Greta Thunberg has said that Scotland is not a world leader on climate change ahead of COP26 which is due to be held in Glasgow later this year.
The activist's comments are contrary to those of the Scottish government, which has previously described its legislation on climate change as "world leading".
It comes just weeks after the SNP signed a historic deal with the Scottish Green party and days after the two green leaders were appointed ministers.
However, the deal has been met with caution by Greta Thunberg, the climate activist who first hit the headlines in 2018 when she started the school climate strikes aged 15.
Since she has become one of the world's leading activists on the climate crisis, and has worked with the likes of David Attenborough on campaigns.
She is an important voice in the climate discussion, so here's what she has said about Scotland's approach in the run up to COP26 later this year.

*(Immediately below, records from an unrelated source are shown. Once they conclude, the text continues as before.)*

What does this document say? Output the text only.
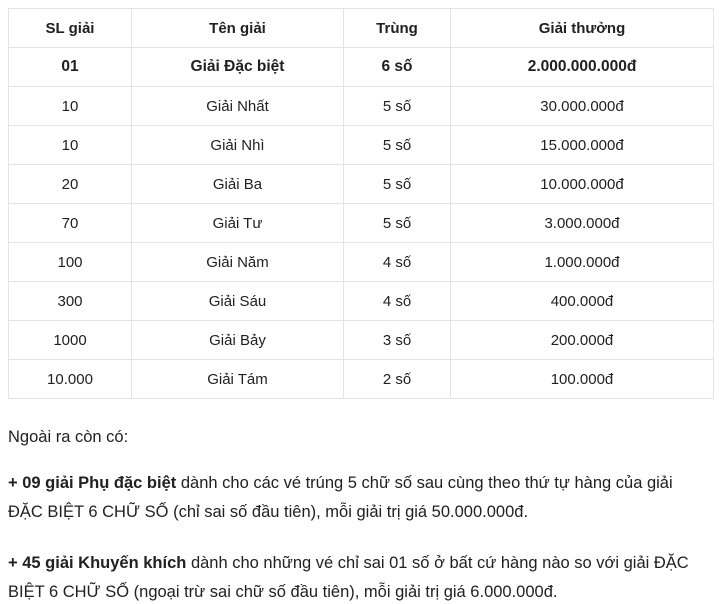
SL giải	Tên giải	Trùng	Giải thưởng
01	Giải Đặc biệt	6 số	2.000.000.000đ
10	Giải Nhất	5 số	30.000.000đ
10	Giải Nhì	5 số	15.000.000đ
20	Giải Ba	5 số	10.000.000đ
70	Giải Tư	5 số	3.000.000đ
100	Giải Năm	4 số	1.000.000đ
300	Giải Sáu	4 số	400.000đ
1000	Giải Bảy	3 số	200.000đ
10.000	Giải Tám	2 số	100.000đ

Ngoài ra còn có:

+ 09 giải Phụ đặc biệt dành cho các vé trúng 5 chữ số sau cùng theo thứ tự hàng của giải ĐẶC BIỆT 6 CHỮ SỐ (chỉ sai số đầu tiên), mỗi giải trị giá 50.000.000đ.

+ 45 giải Khuyến khích dành cho những vé chỉ sai 01 số ở bất cứ hàng nào so với giải ĐẶC BIỆT 6 CHỮ SỐ (ngoại trừ sai chữ số đầu tiên), mỗi giải trị giá 6.000.000đ.
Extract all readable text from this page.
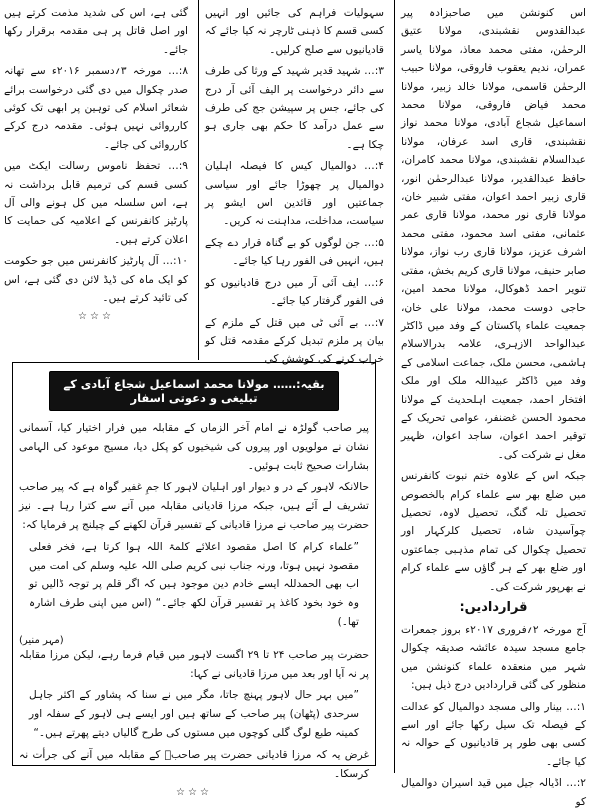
اس کنونشن میں صاحبزادہ پیر عبدالقدوس نقشبندی، مولانا عتیق الرحمٰن، مفتی محمد معاذ، مولانا یاسر عمران، ندیم یعقوب فاروقی، مولانا حبیب الرحمٰن قاسمی، مولانا خالد زبیر، مولانا محمد فیاض فاروقی، مولانا محمد اسماعیل شجاع آبادی، مولانا محمد نواز نقشبندی، قاری اسد عرفان، مولانا عبدالسلام نقشبندی، مولانا محمد کامران، حافظ عبدالقدیر، مولانا عبدالرحمٰن انور، قاری زبیر احمد اعوان، مفتی شبیر خان، مولانا قاری نور محمد، مولانا قاری عمر عثمانی، مفتی اسد محمود، مفتی محمد اشرف عزیز، مولانا قاری رب نواز، مولانا صابر حنیف، مولانا قاری کریم بخش، مفتی تنویر احمد ڈھوکال، مولانا محمد امین، حاجی دوست محمد، مولانا علی خان، جمعیت علماء پاکستان کے وفد میں ڈاکٹر عبدالواحد الازہری، علامہ بدرالاسلام ہاشمی، محسن ملک، جماعت اسلامی کے وفد میں ڈاکٹر عبیداللہ ملک اور ملک افتخار احمد، جمعیت اہلحدیث کے مولانا محمود الحسن غضنفر، عوامی تحریک کے توقیر احمد اعوان، ساجد اعوان، ظہیر مغل نے شرکت کی۔

جبکہ اس کے علاوہ ختم نبوت کانفرنس میں ضلع بھر سے علماء کرام بالخصوص تحصیل تلہ گنگ، تحصیل لاوہ، تحصیل چوآسیدن شاہ، تحصیل کلرکہار اور تحصیل چکوال کی تمام مذہبی جماعتوں اور ضلع بھر کے ہر گاؤں سے علماء کرام نے بھرپور شرکت کی۔

قراردادیں:

آج مورخہ ۲؍فروری ۲۰۱۷ء بروز جمعرات جامع مسجد سیدہ عائشہ صدیقہ چکوال شہر میں منعقدہ علماء کنونشن میں منظور کی گئی قراردادیں درج ذیل ہیں:

۱:… بینار والی مسجد دوالمیال کو عدالت کے فیصلہ تک سیل رکھا جائے اور اسے کسی بھی طور پر قادیانیوں کے حوالہ نہ کیا جائے۔

۲:… اڈیالہ جیل میں قید اسیران دوالمیال کو

سہولیات فراہم کی جائیں اور انہیں کسی قسم کا ذہنی ٹارچر نہ کیا جائے کہ قادیانیوں سے صلح کرلیں۔

۳:… شہید قدیر شہید کے ورثا کی طرف سے دائر درخواست پر الیف آئی آر درج کی جائے، جس پر سپیشن جج کی طرف سے عمل درآمد کا حکم بھی جاری ہو چکا ہے۔

۴:… دوالمیال کیس کا فیصلہ اہلیان دوالمیال پر چھوڑا جائے اور سیاسی جماعتیں اور قائدین اس ایشو پر سیاست، مداخلت، مداہنت نہ کریں۔

۵:… جن لوگوں کو بے گناہ قرار دے چکے ہیں، انہیں فی الفور رہا کیا جائے۔

۶:… ایف آئی آر میں درج قادیانیوں کو فی الفور گرفتار کیا جائے۔

۷:… بے آئی ٹی میں قتل کے ملزم کے بیان پر ملزم تبدیل کرکے مقدمہ قتل کو خراب کرنے کی کوشش کی

گئی ہے، اس کی شدید مذمت کرتے ہیں اور اصل قاتل پر ہی مقدمہ برقرار رکھا جائے۔

۸:… مورخہ ۳؍دسمبر ۲۰۱۶ء سے تھانہ صدر چکوال میں دی گئی درخواست برائے شعائر اسلام کی توہین پر ابھی تک کوئی کارروائی نہیں ہوئی۔ مقدمہ درج کرکے کارروائی کی جائے۔

۹:… تحفظ ناموس رسالت ایکٹ میں کسی قسم کی ترمیم قابل برداشت نہ ہے، اس سلسلہ میں کل ہونے والی آل پارٹیز کانفرنس کے اعلامیہ کی حمایت کا اعلان کرتے ہیں۔

۱۰:… آل پارٹیز کانفرنس میں جو حکومت کو ایک ماہ کی ڈیڈ لائن دی گئی ہے، اس کی تائید کرتے ہیں۔

☆☆☆
بقیہ:…… مولانا محمد اسماعیل شجاع آبادی کے تبلیغی و دعوتی اسفار

پیر صاحب گولڑہ نے امام آخر الزماں کے مقابلہ میں فرار اختیار کیا، آسمانی نشان نے مولویوں اور پیروں کی شیخیوں کو پکل دیا، مسیح موعود کی الہامی بشارات صحیح ثابت ہوئیں۔

حالانکہ لاہور کے در و دیوار اور اہلیان لاہور کا جمِ غفیر گواہ ہے کہ پیر صاحب تشریف لے آئے ہیں، جبکہ مرزا قادیانی مقابلہ میں آنے سے کترا رہا ہے۔ نیز حضرت پیر صاحب نے مرزا قادیانی کے تفسیر قرآن لکھنے کے چیلنج پر فرمایا کہ:

”علماء کرام کا اصل مقصود اعلائے کلمۃ اللہ ہوا کرتا ہے، فخر فعلی مقصود نہیں ہوتا، ورنہ جناب نبی کریم صلی اللہ علیہ وسلم کی امت میں اب بھی الحمدللہ ایسے خادم دین موجود ہیں کہ اگر قلم پر توجہ ڈالیں تو وہ خود بخود کاغذ پر تفسیر قرآن لکھ جائے۔“ (اس میں اپنی طرف اشارہ تھا۔)

(مہر منیر)

حضرت پیر صاحب ۲۴ تا ۲۹ اگست لاہور میں قیام فرما رہے، لیکن مرزا مقابلہ پر نہ آیا اور بعد میں مرزا قادیانی نے کہا:

”میں بہر حال لاہور پہنچ جاتا، مگر میں نے سنا کہ پشاور کے اکثر جاہل سرحدی (پٹھان) پیر صاحب کے ساتھ ہیں اور ایسے ہی لاہور کے سفلہ اور کمینہ طبع لوگ گلی کوچوں میں مستوں کی طرح گالیاں دیتے پھرتے ہیں۔“

غرض یہ کہ مرزا قادیانی حضرت پیر صاحبؒ کے مقابلہ میں آنے کی جرأت نہ کرسکا۔

☆☆☆
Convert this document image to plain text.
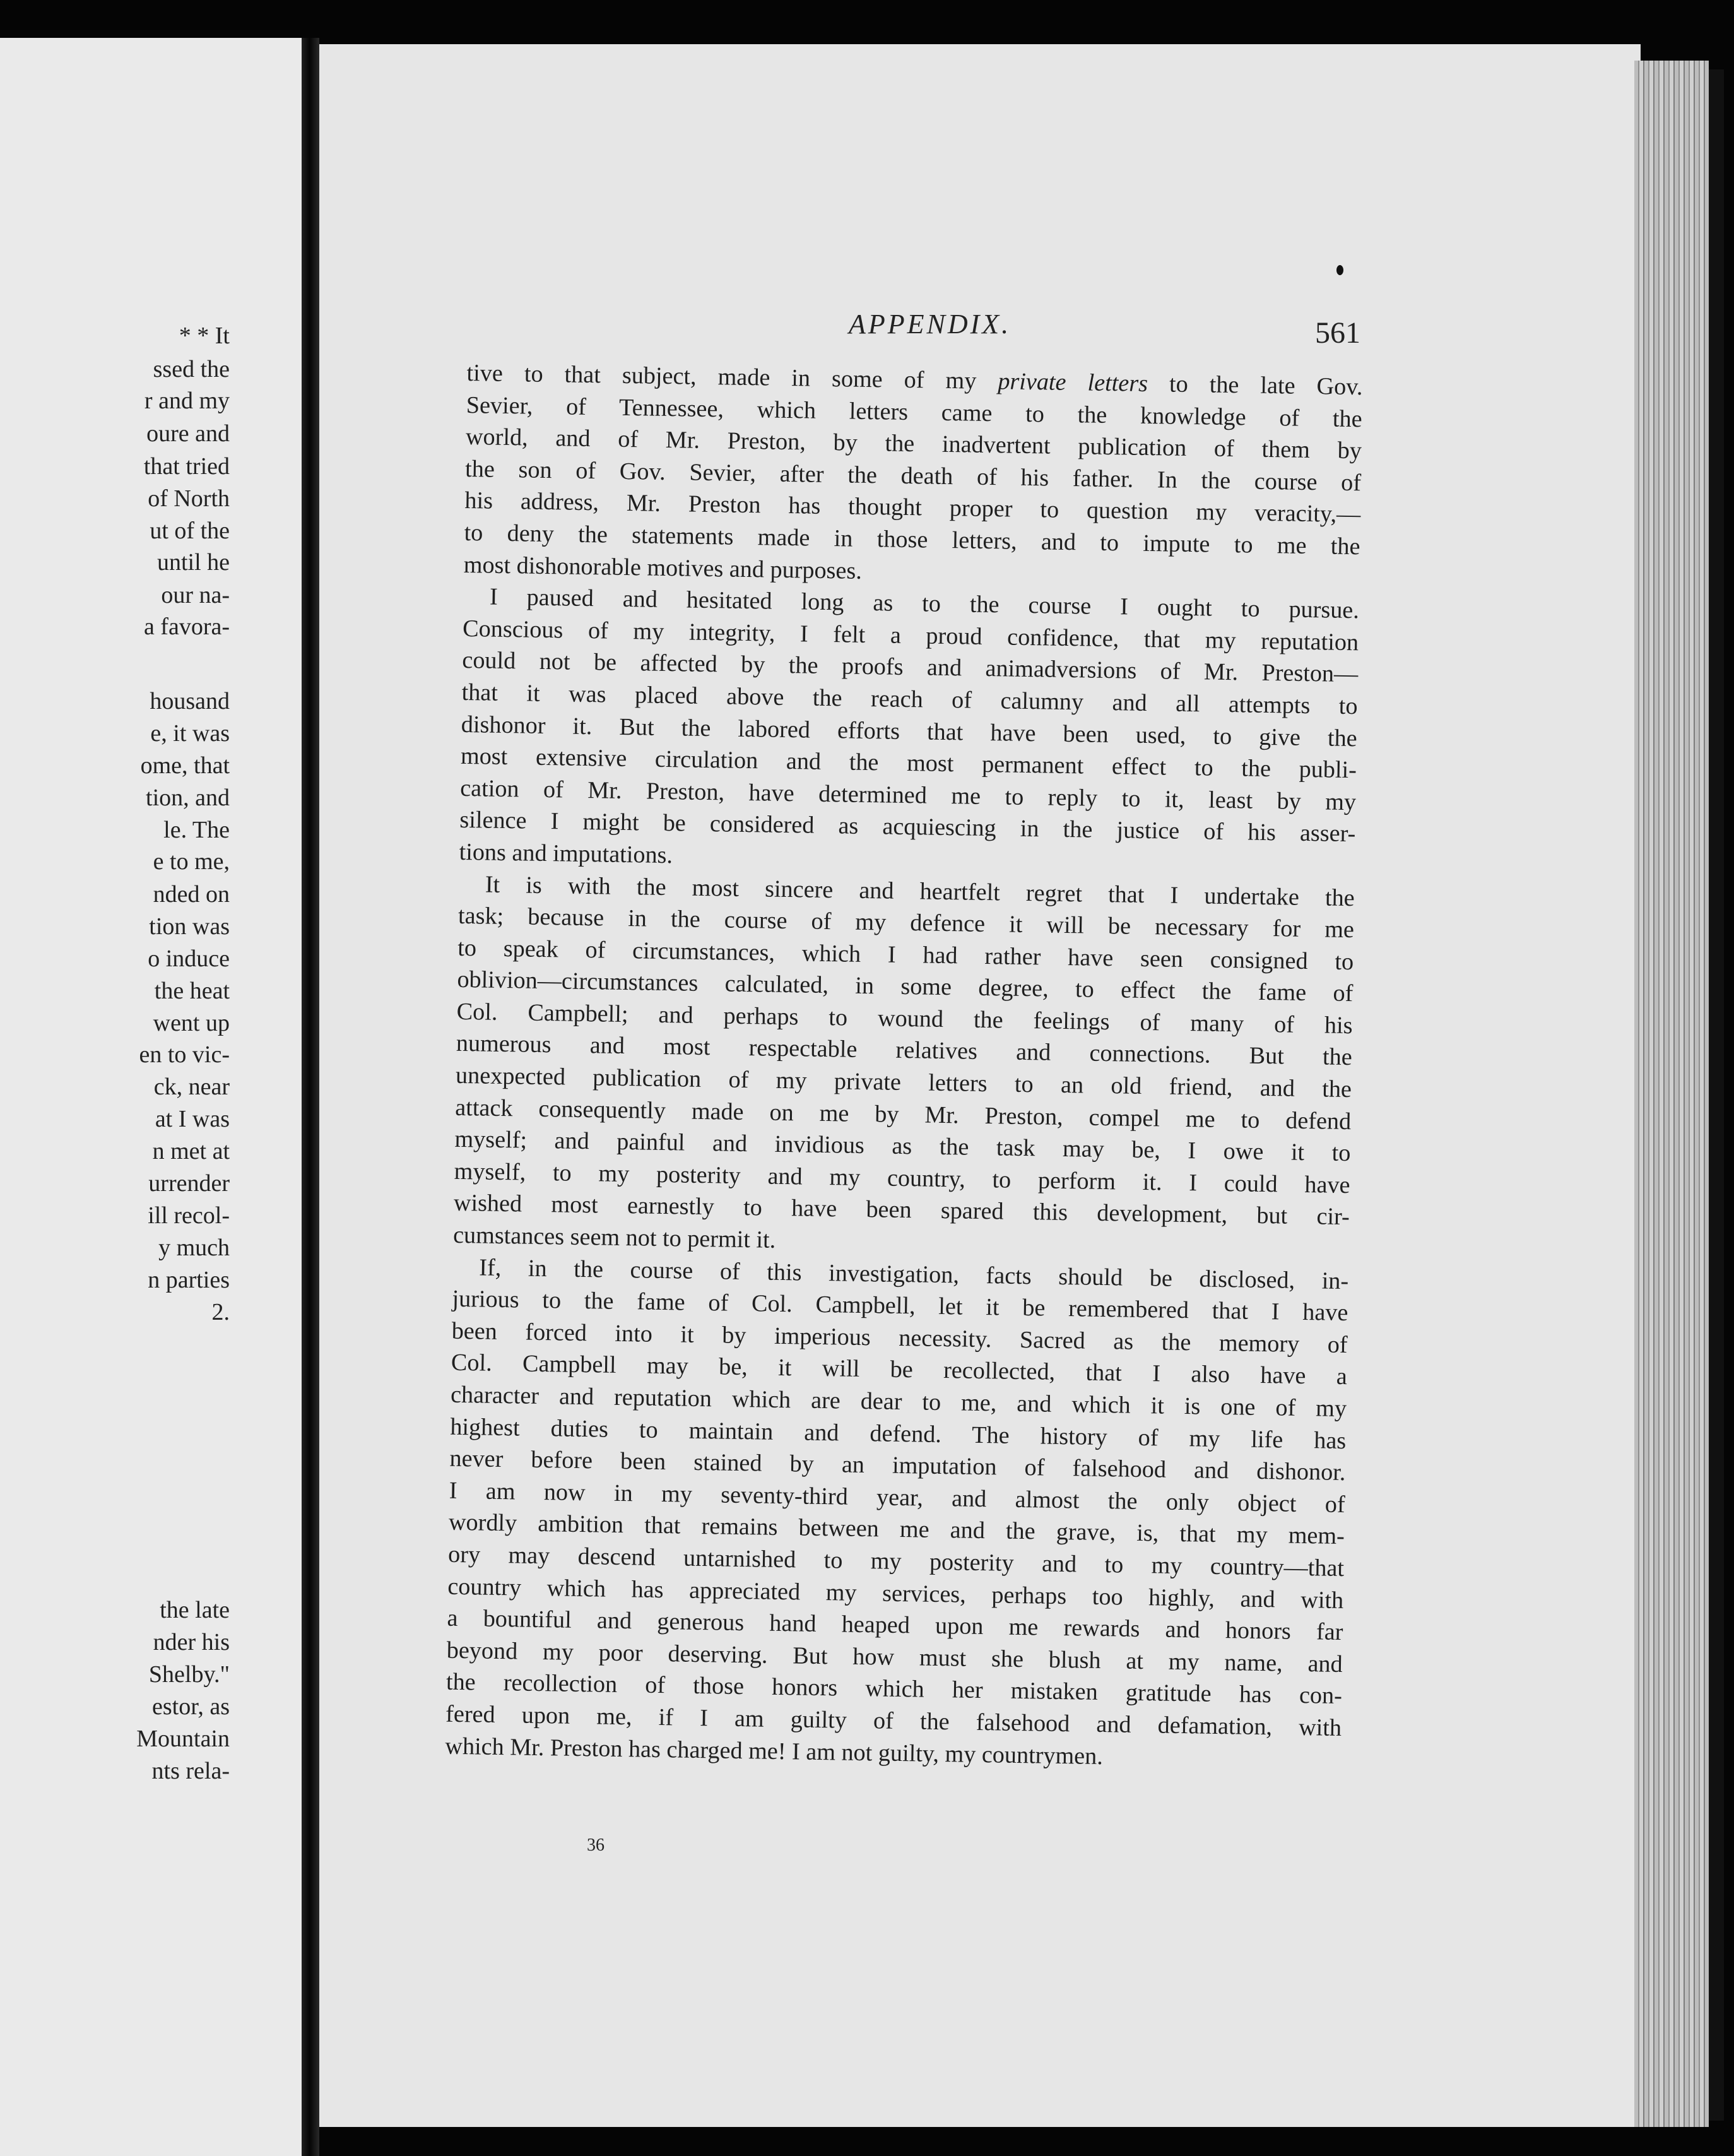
* * It
ssed the
r and my
oure and
that tried
of North
ut of the
until he
our na-
a favora-
housand
e, it was
ome, that
tion, and
le. The
e to me,
nded on
tion was
o induce
the heat
went up
en to vic-
ck, near
at I was
n met at
urrender
ill recol-
y much
n parties
2.
the late
nder his
Shelby."
estor, as
Mountain
nts rela-
APPENDIX.	561
tive to that subject, made in some of my private letters to the late Gov.
Sevier, of Tennessee, which letters came to the knowledge of the
world, and of Mr. Preston, by the inadvertent publication of them by
the son of Gov. Sevier, after the death of his father. In the course of
his address, Mr. Preston has thought proper to question my veracity,—
to deny the statements made in those letters, and to impute to me the
most dishonorable motives and purposes.
I paused and hesitated long as to the course I ought to pursue.
Conscious of my integrity, I felt a proud confidence, that my reputation
could not be affected by the proofs and animadversions of Mr. Preston—
that it was placed above the reach of calumny and all attempts to
dishonor it. But the labored efforts that have been used, to give the
most extensive circulation and the most permanent effect to the publi-
cation of Mr. Preston, have determined me to reply to it, least by my
silence I might be considered as acquiescing in the justice of his asser-
tions and imputations.
It is with the most sincere and heartfelt regret that I undertake the
task; because in the course of my defence it will be necessary for me
to speak of circumstances, which I had rather have seen consigned to
oblivion—circumstances calculated, in some degree, to effect the fame of
Col. Campbell; and perhaps to wound the feelings of many of his
numerous and most respectable relatives and connections. But the
unexpected publication of my private letters to an old friend, and the
attack consequently made on me by Mr. Preston, compel me to defend
myself; and painful and invidious as the task may be, I owe it to
myself, to my posterity and my country, to perform it. I could have
wished most earnestly to have been spared this development, but cir-
cumstances seem not to permit it.
If, in the course of this investigation, facts should be disclosed, in-
jurious to the fame of Col. Campbell, let it be remembered that I have
been forced into it by imperious necessity. Sacred as the memory of
Col. Campbell may be, it will be recollected, that I also have a
character and reputation which are dear to me, and which it is one of my
highest duties to maintain and defend. The history of my life has
never before been stained by an imputation of falsehood and dishonor.
I am now in my seventy-third year, and almost the only object of
wordly ambition that remains between me and the grave, is, that my mem-
ory may descend untarnished to my posterity and to my country—that
country which has appreciated my services, perhaps too highly, and with
a bountiful and generous hand heaped upon me rewards and honors far
beyond my poor deserving. But how must she blush at my name, and
the recollection of those honors which her mistaken gratitude has con-
fered upon me, if I am guilty of the falsehood and defamation, with
which Mr. Preston has charged me! I am not guilty, my countrymen.
36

Greta Thunberg appeared on BBC Scotland on Tuesday morning to discuss preparations ahead of COP26 hosted by Glasgow in November.
Asked on whether Scotland was a world leader on climate change, the young activist said that no countries were global leaders on the issue.
"No… I mean, there are some countries that do a bit more than certain others, but then if we look at it from a broader perspective then I think we can safely say there are no countries – at least in the global north – that are even doing close to what would be needed."
The Scottish government has described its target to to reach net zero by 2045 as "world leading".
Sceptical of the new SNP-Green deal, Ms Thunberg said that climate change must be tackled at a more systemic approach.
"Of course there might be some politicians that are slightly less worse than others. That was very mean, but you get the point.
"It’s a hopeful sign that people want something that’s more ‘green’ – whatever ‘green’ means – but in order to solve this, we need to tackle this at a more systemic approach."
Speaking on the Cambo oil field plans, Ms Thunberg said they epitomised the current climate situiation.
"I think that maybe summarises the whole situation we are in – the fact that these kind of countries who are actually hosting the Cop is planning to actually expand fossil fuel infrastructure, to open up new oil fields, and so on.
"But also it’s a bit strange that we are talking about single individual oil fields.
"It’s not just that we need to stop future expansions. We also need to scale down existing ones if we are to have a chance of avoiding the worst consequences."
She is yet to decide if she will attend the conference later this year, but confirmed if she did so she would travel by train.